Ja, so war es wohl. »Das Tier teilt sich mit dir eine Seele. Wenn du etwas als so selbstverständlich erachtest, dann ist das Schlimmste, was dir passieren kann, dass es dir entgleitet.«
»Kanntest du meinen Vater?«
»Nein.«
»Und warum warst du dann heute Morgen auf dem Friedhof?«
Palina hatte ihren Vater gekannt, aber er hütete sich, sie zu erwähnen - jetzt, wo sich Aleynas Verhältnis zu ihm gerade ein wenig zu entspannen schien. »Seitdem die Krankheit ausgebrochen ist, überprüft der innere Zirkel die Todesumstände in unserem Volk. Meine eigentliche Aufgabe wäre es gewesen, mir die Aura deines Vaters anzusehen.«
Sie hob den Kopf an. »Innerer Zirkel?«
»Der innere Zirkel dient dem Alphatier, also unserem Herrscher, in beratender und unterstützender Funktion. Einige Gestaltwandler besitzen besondere Fähigkeiten, und der Zirkel bildet sie aus.«
Sie kniff die Augen zusammen und schnaubte. »Also bist du das Schoßhündchen von Palina?« Ihre Stimme wurde abweisend und sofort spürte er die Veränderung ihrer Ausstrahlung.

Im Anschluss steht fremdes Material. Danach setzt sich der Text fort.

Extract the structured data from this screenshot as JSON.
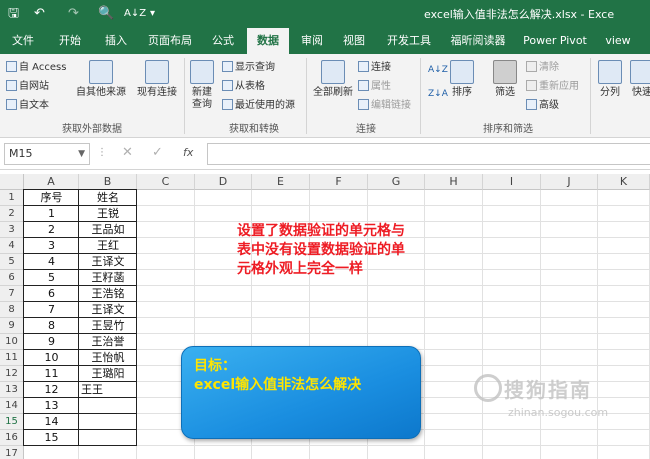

»Ich bin niemandes Schoßhund! Der Zirkel ist vollkommen unabhängig!«, knurrte er unwillig und entzog ihr seinen Kopf. »In erster Linie bin ich ein Gestaltwandler. Wenn du es als einen Fehler betrachtest, dass ich versuche, mein Volk zu retten, dann habe ich mich offenbar in dir getäuscht!« Er erhob sich abrupt und funkelte sie an. »Dein Vater ist tot und das tut mir leid. Wirklich. Aber mein Volk stirbt auch!« Sie zuckte sichtbar zusammen bei seinen Worten. »Beantworte mir nur eins, Aleyna! Wenn es eine Möglichkeit gegeben hätte, deinen Vater zu retten - hättest du es dann nicht versucht?«
Sie senkte betroffen den Kopf. »Natürlich hätte ich das ...«, flüsterte sie.

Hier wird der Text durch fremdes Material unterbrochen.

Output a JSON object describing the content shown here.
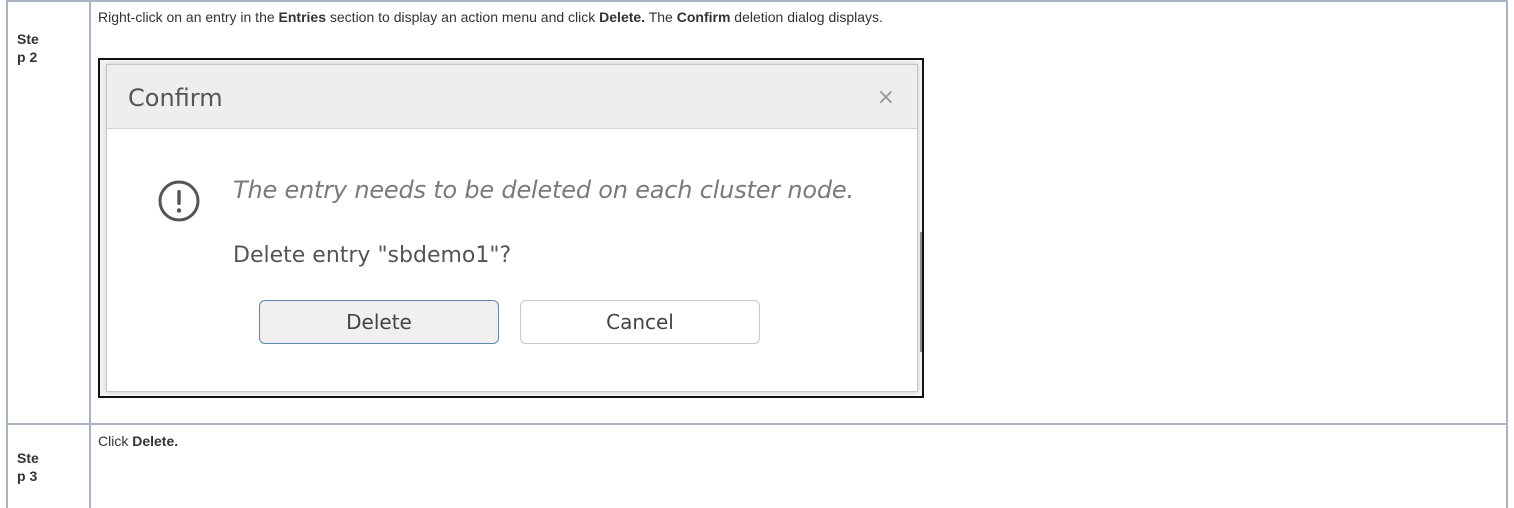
{
  "steps": [
    {
      "label_line1": "Ste",
      "label_line2": "p 2",
      "text_parts": [
        {
          "t": "Right-click on an entry in the ",
          "b": false
        },
        {
          "t": "Entries",
          "b": true
        },
        {
          "t": " section to display an action menu and click ",
          "b": false
        },
        {
          "t": "Delete.",
          "b": true
        },
        {
          "t": " The ",
          "b": false
        },
        {
          "t": "Confirm",
          "b": true
        },
        {
          "t": " deletion dialog displays.",
          "b": false
        }
      ]
    },
    {
      "label_line1": "Ste",
      "label_line2": "p 3",
      "text_parts": [
        {
          "t": "Click ",
          "b": false
        },
        {
          "t": "Delete.",
          "b": true
        }
      ]
    }
  ],
  "dialog": {
    "title": "Confirm",
    "close_symbol": "×",
    "message": "The entry needs to be deleted on each cluster node.",
    "question": "Delete entry \"sbdemo1\"?",
    "delete_label": "Delete",
    "cancel_label": "Cancel",
    "icon": "exclamation-circle-icon"
  },
  "colors": {
    "table_border": "#a9b4c5",
    "button_focus_border": "#5b8ab3"
  }
}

»Und warum bin ich dann ein Schoßhund, obwohl ich doch nichts anderes will?«, fragte er leise, schüttelte sein Fell aus und verließ das Wohnzimmer. In seinem Inneren jaulte das Tier auf, wollte ihn daran hindern, sie zu verlassen, aber es musste sein, sie musste Zeit zum Nachdenken haben.
Der Zirkel
»Aber wir haben in der Hand, was die Zukunft bringen könnte.«
Palina
Schon eine Weile stand sie am Fenster und blickte hinunter in den Hof, auf dem geschäftiges Treiben herrschte. Während Noyan sich auf die Suche nach Aleyna gemacht hatte, war sie in den Hort zurückgekehrt. Das Treffen mit dem inneren Zirkel stand bevor. Sie hätte viel lieber zuerst mit Chiron gesprochen, aber die Berichterstattung besaß oberste Priorität. So hatte sie sofort Befehl erteilt, dass der Zirkel sich im großen Ratssaal zusammenfinden sollte.

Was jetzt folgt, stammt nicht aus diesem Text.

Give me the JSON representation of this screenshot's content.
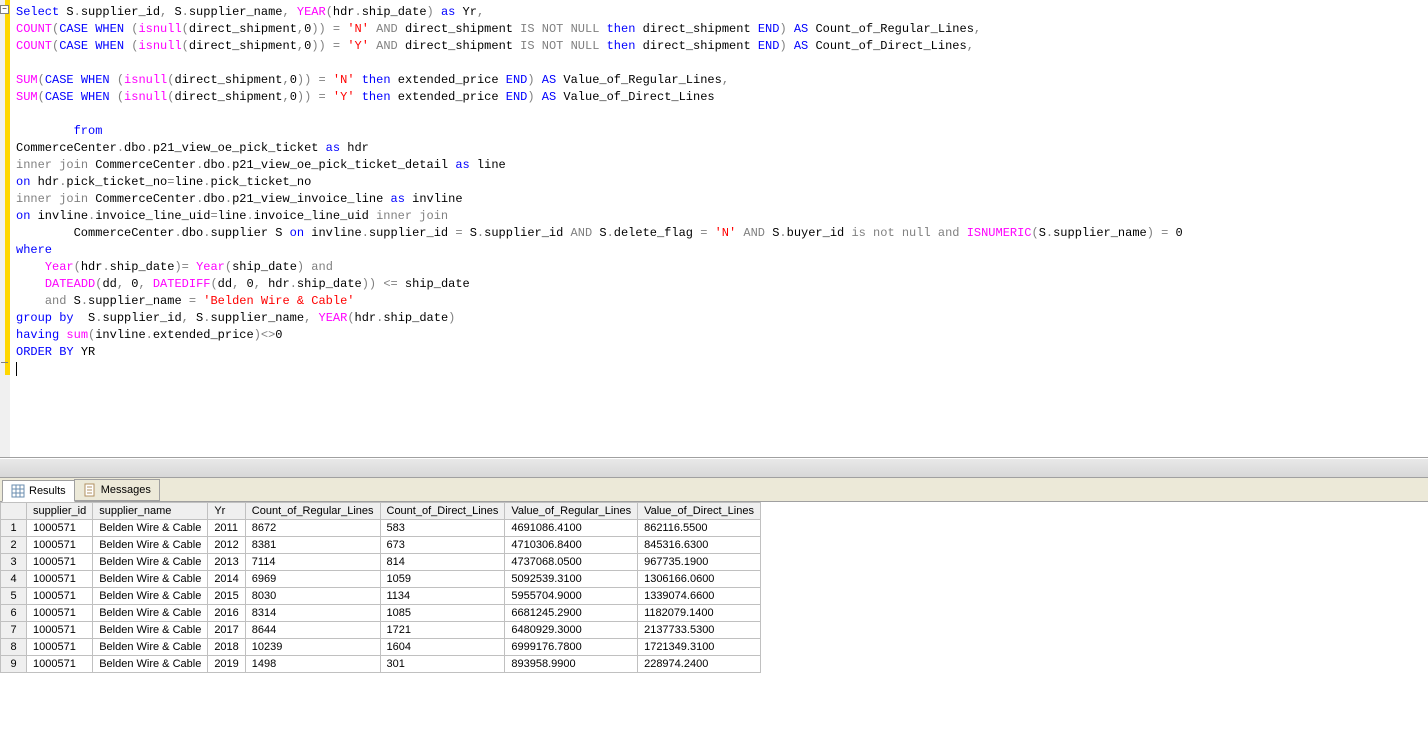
{
  "tabs": {
    "results": "Results",
    "messages": "Messages"
  },
  "sql_tokens": [
    [
      {
        "t": "Select",
        "c": "kw-blue"
      },
      {
        "t": " S"
      },
      {
        "t": ".",
        "c": "kw-gray"
      },
      {
        "t": "supplier_id"
      },
      {
        "t": ",",
        "c": "kw-gray"
      },
      {
        "t": " S"
      },
      {
        "t": ".",
        "c": "kw-gray"
      },
      {
        "t": "supplier_name"
      },
      {
        "t": ",",
        "c": "kw-gray"
      },
      {
        "t": " "
      },
      {
        "t": "YEAR",
        "c": "kw-mag"
      },
      {
        "t": "(",
        "c": "kw-gray"
      },
      {
        "t": "hdr"
      },
      {
        "t": ".",
        "c": "kw-gray"
      },
      {
        "t": "ship_date"
      },
      {
        "t": ")",
        "c": "kw-gray"
      },
      {
        "t": " "
      },
      {
        "t": "as",
        "c": "kw-blue"
      },
      {
        "t": " Yr"
      },
      {
        "t": ",",
        "c": "kw-gray"
      }
    ],
    [
      {
        "t": "COUNT",
        "c": "kw-mag"
      },
      {
        "t": "(",
        "c": "kw-gray"
      },
      {
        "t": "CASE",
        "c": "kw-blue"
      },
      {
        "t": " "
      },
      {
        "t": "WHEN",
        "c": "kw-blue"
      },
      {
        "t": " "
      },
      {
        "t": "(",
        "c": "kw-gray"
      },
      {
        "t": "isnull",
        "c": "kw-mag"
      },
      {
        "t": "(",
        "c": "kw-gray"
      },
      {
        "t": "direct_shipment"
      },
      {
        "t": ",",
        "c": "kw-gray"
      },
      {
        "t": "0"
      },
      {
        "t": "))",
        "c": "kw-gray"
      },
      {
        "t": " "
      },
      {
        "t": "=",
        "c": "kw-gray"
      },
      {
        "t": " "
      },
      {
        "t": "'N'",
        "c": "kw-red"
      },
      {
        "t": " "
      },
      {
        "t": "AND",
        "c": "kw-gray"
      },
      {
        "t": " direct_shipment "
      },
      {
        "t": "IS",
        "c": "kw-gray"
      },
      {
        "t": " "
      },
      {
        "t": "NOT",
        "c": "kw-gray"
      },
      {
        "t": " "
      },
      {
        "t": "NULL",
        "c": "kw-gray"
      },
      {
        "t": " "
      },
      {
        "t": "then",
        "c": "kw-blue"
      },
      {
        "t": " direct_shipment "
      },
      {
        "t": "END",
        "c": "kw-blue"
      },
      {
        "t": ")",
        "c": "kw-gray"
      },
      {
        "t": " "
      },
      {
        "t": "AS",
        "c": "kw-blue"
      },
      {
        "t": " Count_of_Regular_Lines"
      },
      {
        "t": ",",
        "c": "kw-gray"
      }
    ],
    [
      {
        "t": "COUNT",
        "c": "kw-mag"
      },
      {
        "t": "(",
        "c": "kw-gray"
      },
      {
        "t": "CASE",
        "c": "kw-blue"
      },
      {
        "t": " "
      },
      {
        "t": "WHEN",
        "c": "kw-blue"
      },
      {
        "t": " "
      },
      {
        "t": "(",
        "c": "kw-gray"
      },
      {
        "t": "isnull",
        "c": "kw-mag"
      },
      {
        "t": "(",
        "c": "kw-gray"
      },
      {
        "t": "direct_shipment"
      },
      {
        "t": ",",
        "c": "kw-gray"
      },
      {
        "t": "0"
      },
      {
        "t": "))",
        "c": "kw-gray"
      },
      {
        "t": " "
      },
      {
        "t": "=",
        "c": "kw-gray"
      },
      {
        "t": " "
      },
      {
        "t": "'Y'",
        "c": "kw-red"
      },
      {
        "t": " "
      },
      {
        "t": "AND",
        "c": "kw-gray"
      },
      {
        "t": " direct_shipment "
      },
      {
        "t": "IS",
        "c": "kw-gray"
      },
      {
        "t": " "
      },
      {
        "t": "NOT",
        "c": "kw-gray"
      },
      {
        "t": " "
      },
      {
        "t": "NULL",
        "c": "kw-gray"
      },
      {
        "t": " "
      },
      {
        "t": "then",
        "c": "kw-blue"
      },
      {
        "t": " direct_shipment "
      },
      {
        "t": "END",
        "c": "kw-blue"
      },
      {
        "t": ")",
        "c": "kw-gray"
      },
      {
        "t": " "
      },
      {
        "t": "AS",
        "c": "kw-blue"
      },
      {
        "t": " Count_of_Direct_Lines"
      },
      {
        "t": ",",
        "c": "kw-gray"
      }
    ],
    [],
    [
      {
        "t": "SUM",
        "c": "kw-mag"
      },
      {
        "t": "(",
        "c": "kw-gray"
      },
      {
        "t": "CASE",
        "c": "kw-blue"
      },
      {
        "t": " "
      },
      {
        "t": "WHEN",
        "c": "kw-blue"
      },
      {
        "t": " "
      },
      {
        "t": "(",
        "c": "kw-gray"
      },
      {
        "t": "isnull",
        "c": "kw-mag"
      },
      {
        "t": "(",
        "c": "kw-gray"
      },
      {
        "t": "direct_shipment"
      },
      {
        "t": ",",
        "c": "kw-gray"
      },
      {
        "t": "0"
      },
      {
        "t": "))",
        "c": "kw-gray"
      },
      {
        "t": " "
      },
      {
        "t": "=",
        "c": "kw-gray"
      },
      {
        "t": " "
      },
      {
        "t": "'N'",
        "c": "kw-red"
      },
      {
        "t": " "
      },
      {
        "t": "then",
        "c": "kw-blue"
      },
      {
        "t": " extended_price "
      },
      {
        "t": "END",
        "c": "kw-blue"
      },
      {
        "t": ")",
        "c": "kw-gray"
      },
      {
        "t": " "
      },
      {
        "t": "AS",
        "c": "kw-blue"
      },
      {
        "t": " Value_of_Regular_Lines"
      },
      {
        "t": ",",
        "c": "kw-gray"
      }
    ],
    [
      {
        "t": "SUM",
        "c": "kw-mag"
      },
      {
        "t": "(",
        "c": "kw-gray"
      },
      {
        "t": "CASE",
        "c": "kw-blue"
      },
      {
        "t": " "
      },
      {
        "t": "WHEN",
        "c": "kw-blue"
      },
      {
        "t": " "
      },
      {
        "t": "(",
        "c": "kw-gray"
      },
      {
        "t": "isnull",
        "c": "kw-mag"
      },
      {
        "t": "(",
        "c": "kw-gray"
      },
      {
        "t": "direct_shipment"
      },
      {
        "t": ",",
        "c": "kw-gray"
      },
      {
        "t": "0"
      },
      {
        "t": "))",
        "c": "kw-gray"
      },
      {
        "t": " "
      },
      {
        "t": "=",
        "c": "kw-gray"
      },
      {
        "t": " "
      },
      {
        "t": "'Y'",
        "c": "kw-red"
      },
      {
        "t": " "
      },
      {
        "t": "then",
        "c": "kw-blue"
      },
      {
        "t": " extended_price "
      },
      {
        "t": "END",
        "c": "kw-blue"
      },
      {
        "t": ")",
        "c": "kw-gray"
      },
      {
        "t": " "
      },
      {
        "t": "AS",
        "c": "kw-blue"
      },
      {
        "t": " Value_of_Direct_Lines"
      }
    ],
    [],
    [
      {
        "t": "        "
      },
      {
        "t": "from",
        "c": "kw-blue"
      }
    ],
    [
      {
        "t": "CommerceCenter"
      },
      {
        "t": ".",
        "c": "kw-gray"
      },
      {
        "t": "dbo"
      },
      {
        "t": ".",
        "c": "kw-gray"
      },
      {
        "t": "p21_view_oe_pick_ticket "
      },
      {
        "t": "as",
        "c": "kw-blue"
      },
      {
        "t": " hdr"
      }
    ],
    [
      {
        "t": "inner",
        "c": "kw-gray"
      },
      {
        "t": " "
      },
      {
        "t": "join",
        "c": "kw-gray"
      },
      {
        "t": " CommerceCenter"
      },
      {
        "t": ".",
        "c": "kw-gray"
      },
      {
        "t": "dbo"
      },
      {
        "t": ".",
        "c": "kw-gray"
      },
      {
        "t": "p21_view_oe_pick_ticket_detail "
      },
      {
        "t": "as",
        "c": "kw-blue"
      },
      {
        "t": " line"
      }
    ],
    [
      {
        "t": "on",
        "c": "kw-blue"
      },
      {
        "t": " hdr"
      },
      {
        "t": ".",
        "c": "kw-gray"
      },
      {
        "t": "pick_ticket_no"
      },
      {
        "t": "=",
        "c": "kw-gray"
      },
      {
        "t": "line"
      },
      {
        "t": ".",
        "c": "kw-gray"
      },
      {
        "t": "pick_ticket_no"
      }
    ],
    [
      {
        "t": "inner",
        "c": "kw-gray"
      },
      {
        "t": " "
      },
      {
        "t": "join",
        "c": "kw-gray"
      },
      {
        "t": " CommerceCenter"
      },
      {
        "t": ".",
        "c": "kw-gray"
      },
      {
        "t": "dbo"
      },
      {
        "t": ".",
        "c": "kw-gray"
      },
      {
        "t": "p21_view_invoice_line "
      },
      {
        "t": "as",
        "c": "kw-blue"
      },
      {
        "t": " invline"
      }
    ],
    [
      {
        "t": "on",
        "c": "kw-blue"
      },
      {
        "t": " invline"
      },
      {
        "t": ".",
        "c": "kw-gray"
      },
      {
        "t": "invoice_line_uid"
      },
      {
        "t": "=",
        "c": "kw-gray"
      },
      {
        "t": "line"
      },
      {
        "t": ".",
        "c": "kw-gray"
      },
      {
        "t": "invoice_line_uid "
      },
      {
        "t": "inner",
        "c": "kw-gray"
      },
      {
        "t": " "
      },
      {
        "t": "join",
        "c": "kw-gray"
      }
    ],
    [
      {
        "t": "        CommerceCenter"
      },
      {
        "t": ".",
        "c": "kw-gray"
      },
      {
        "t": "dbo"
      },
      {
        "t": ".",
        "c": "kw-gray"
      },
      {
        "t": "supplier S "
      },
      {
        "t": "on",
        "c": "kw-blue"
      },
      {
        "t": " invline"
      },
      {
        "t": ".",
        "c": "kw-gray"
      },
      {
        "t": "supplier_id "
      },
      {
        "t": "=",
        "c": "kw-gray"
      },
      {
        "t": " S"
      },
      {
        "t": ".",
        "c": "kw-gray"
      },
      {
        "t": "supplier_id "
      },
      {
        "t": "AND",
        "c": "kw-gray"
      },
      {
        "t": " S"
      },
      {
        "t": ".",
        "c": "kw-gray"
      },
      {
        "t": "delete_flag "
      },
      {
        "t": "=",
        "c": "kw-gray"
      },
      {
        "t": " "
      },
      {
        "t": "'N'",
        "c": "kw-red"
      },
      {
        "t": " "
      },
      {
        "t": "AND",
        "c": "kw-gray"
      },
      {
        "t": " S"
      },
      {
        "t": ".",
        "c": "kw-gray"
      },
      {
        "t": "buyer_id "
      },
      {
        "t": "is",
        "c": "kw-gray"
      },
      {
        "t": " "
      },
      {
        "t": "not",
        "c": "kw-gray"
      },
      {
        "t": " "
      },
      {
        "t": "null",
        "c": "kw-gray"
      },
      {
        "t": " "
      },
      {
        "t": "and",
        "c": "kw-gray"
      },
      {
        "t": " "
      },
      {
        "t": "ISNUMERIC",
        "c": "kw-mag"
      },
      {
        "t": "(",
        "c": "kw-gray"
      },
      {
        "t": "S"
      },
      {
        "t": ".",
        "c": "kw-gray"
      },
      {
        "t": "supplier_name"
      },
      {
        "t": ")",
        "c": "kw-gray"
      },
      {
        "t": " "
      },
      {
        "t": "=",
        "c": "kw-gray"
      },
      {
        "t": " 0"
      }
    ],
    [
      {
        "t": "where",
        "c": "kw-blue"
      }
    ],
    [
      {
        "t": "    "
      },
      {
        "t": "Year",
        "c": "kw-mag"
      },
      {
        "t": "(",
        "c": "kw-gray"
      },
      {
        "t": "hdr"
      },
      {
        "t": ".",
        "c": "kw-gray"
      },
      {
        "t": "ship_date"
      },
      {
        "t": ")=",
        "c": "kw-gray"
      },
      {
        "t": " "
      },
      {
        "t": "Year",
        "c": "kw-mag"
      },
      {
        "t": "(",
        "c": "kw-gray"
      },
      {
        "t": "ship_date"
      },
      {
        "t": ")",
        "c": "kw-gray"
      },
      {
        "t": " "
      },
      {
        "t": "and",
        "c": "kw-gray"
      }
    ],
    [
      {
        "t": "    "
      },
      {
        "t": "DATEADD",
        "c": "kw-mag"
      },
      {
        "t": "(",
        "c": "kw-gray"
      },
      {
        "t": "dd"
      },
      {
        "t": ",",
        "c": "kw-gray"
      },
      {
        "t": " 0"
      },
      {
        "t": ",",
        "c": "kw-gray"
      },
      {
        "t": " "
      },
      {
        "t": "DATEDIFF",
        "c": "kw-mag"
      },
      {
        "t": "(",
        "c": "kw-gray"
      },
      {
        "t": "dd"
      },
      {
        "t": ",",
        "c": "kw-gray"
      },
      {
        "t": " 0"
      },
      {
        "t": ",",
        "c": "kw-gray"
      },
      {
        "t": " hdr"
      },
      {
        "t": ".",
        "c": "kw-gray"
      },
      {
        "t": "ship_date"
      },
      {
        "t": "))",
        "c": "kw-gray"
      },
      {
        "t": " "
      },
      {
        "t": "<=",
        "c": "kw-gray"
      },
      {
        "t": " ship_date"
      }
    ],
    [
      {
        "t": "    "
      },
      {
        "t": "and",
        "c": "kw-gray"
      },
      {
        "t": " S"
      },
      {
        "t": ".",
        "c": "kw-gray"
      },
      {
        "t": "supplier_name "
      },
      {
        "t": "=",
        "c": "kw-gray"
      },
      {
        "t": " "
      },
      {
        "t": "'Belden Wire & Cable'",
        "c": "kw-red"
      }
    ],
    [
      {
        "t": "group",
        "c": "kw-blue"
      },
      {
        "t": " "
      },
      {
        "t": "by",
        "c": "kw-blue"
      },
      {
        "t": "  S"
      },
      {
        "t": ".",
        "c": "kw-gray"
      },
      {
        "t": "supplier_id"
      },
      {
        "t": ",",
        "c": "kw-gray"
      },
      {
        "t": " S"
      },
      {
        "t": ".",
        "c": "kw-gray"
      },
      {
        "t": "supplier_name"
      },
      {
        "t": ",",
        "c": "kw-gray"
      },
      {
        "t": " "
      },
      {
        "t": "YEAR",
        "c": "kw-mag"
      },
      {
        "t": "(",
        "c": "kw-gray"
      },
      {
        "t": "hdr"
      },
      {
        "t": ".",
        "c": "kw-gray"
      },
      {
        "t": "ship_date"
      },
      {
        "t": ")",
        "c": "kw-gray"
      }
    ],
    [
      {
        "t": "having",
        "c": "kw-blue"
      },
      {
        "t": " "
      },
      {
        "t": "sum",
        "c": "kw-mag"
      },
      {
        "t": "(",
        "c": "kw-gray"
      },
      {
        "t": "invline"
      },
      {
        "t": ".",
        "c": "kw-gray"
      },
      {
        "t": "extended_price"
      },
      {
        "t": ")<>",
        "c": "kw-gray"
      },
      {
        "t": "0"
      }
    ],
    [
      {
        "t": "ORDER",
        "c": "kw-blue"
      },
      {
        "t": " "
      },
      {
        "t": "BY",
        "c": "kw-blue"
      },
      {
        "t": " YR"
      }
    ]
  ],
  "results": {
    "columns": [
      "supplier_id",
      "supplier_name",
      "Yr",
      "Count_of_Regular_Lines",
      "Count_of_Direct_Lines",
      "Value_of_Regular_Lines",
      "Value_of_Direct_Lines"
    ],
    "col_classes": [
      "col-sid",
      "col-sname",
      "col-yr",
      "col-crl",
      "col-cdl",
      "col-vrl",
      "col-vdl"
    ],
    "rows": [
      [
        "1000571",
        "Belden Wire & Cable",
        "2011",
        "8672",
        "583",
        "4691086.4100",
        "862116.5500"
      ],
      [
        "1000571",
        "Belden Wire & Cable",
        "2012",
        "8381",
        "673",
        "4710306.8400",
        "845316.6300"
      ],
      [
        "1000571",
        "Belden Wire & Cable",
        "2013",
        "7114",
        "814",
        "4737068.0500",
        "967735.1900"
      ],
      [
        "1000571",
        "Belden Wire & Cable",
        "2014",
        "6969",
        "1059",
        "5092539.3100",
        "1306166.0600"
      ],
      [
        "1000571",
        "Belden Wire & Cable",
        "2015",
        "8030",
        "1134",
        "5955704.9000",
        "1339074.6600"
      ],
      [
        "1000571",
        "Belden Wire & Cable",
        "2016",
        "8314",
        "1085",
        "6681245.2900",
        "1182079.1400"
      ],
      [
        "1000571",
        "Belden Wire & Cable",
        "2017",
        "8644",
        "1721",
        "6480929.3000",
        "2137733.5300"
      ],
      [
        "1000571",
        "Belden Wire & Cable",
        "2018",
        "10239",
        "1604",
        "6999176.7800",
        "1721349.3100"
      ],
      [
        "1000571",
        "Belden Wire & Cable",
        "2019",
        "1498",
        "301",
        "893958.9900",
        "228974.2400"
      ]
    ]
  }
}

Ihrem Reich ging es schlecht. Zu viele Freunde, schlimmer noch, Familie, hatte sie sterben sehen. Schon der Blick aus dem Fenster offenbarte bei genauerem Hinsehen das Ausmaß der Krankheit. Wo früher Auren in den verschiedensten Rottönen zu sehen gewesen waren, mischten sich immer mehr Grautöne unter. Diese fahle Aura bildete das erste erkennbare Anzeichen dafür, dass der Betroffene krank war. Bis heute Morgen hatten sie alle der Tatsache, nichts tun zu können, vollkommen hilflos gegenübergestanden.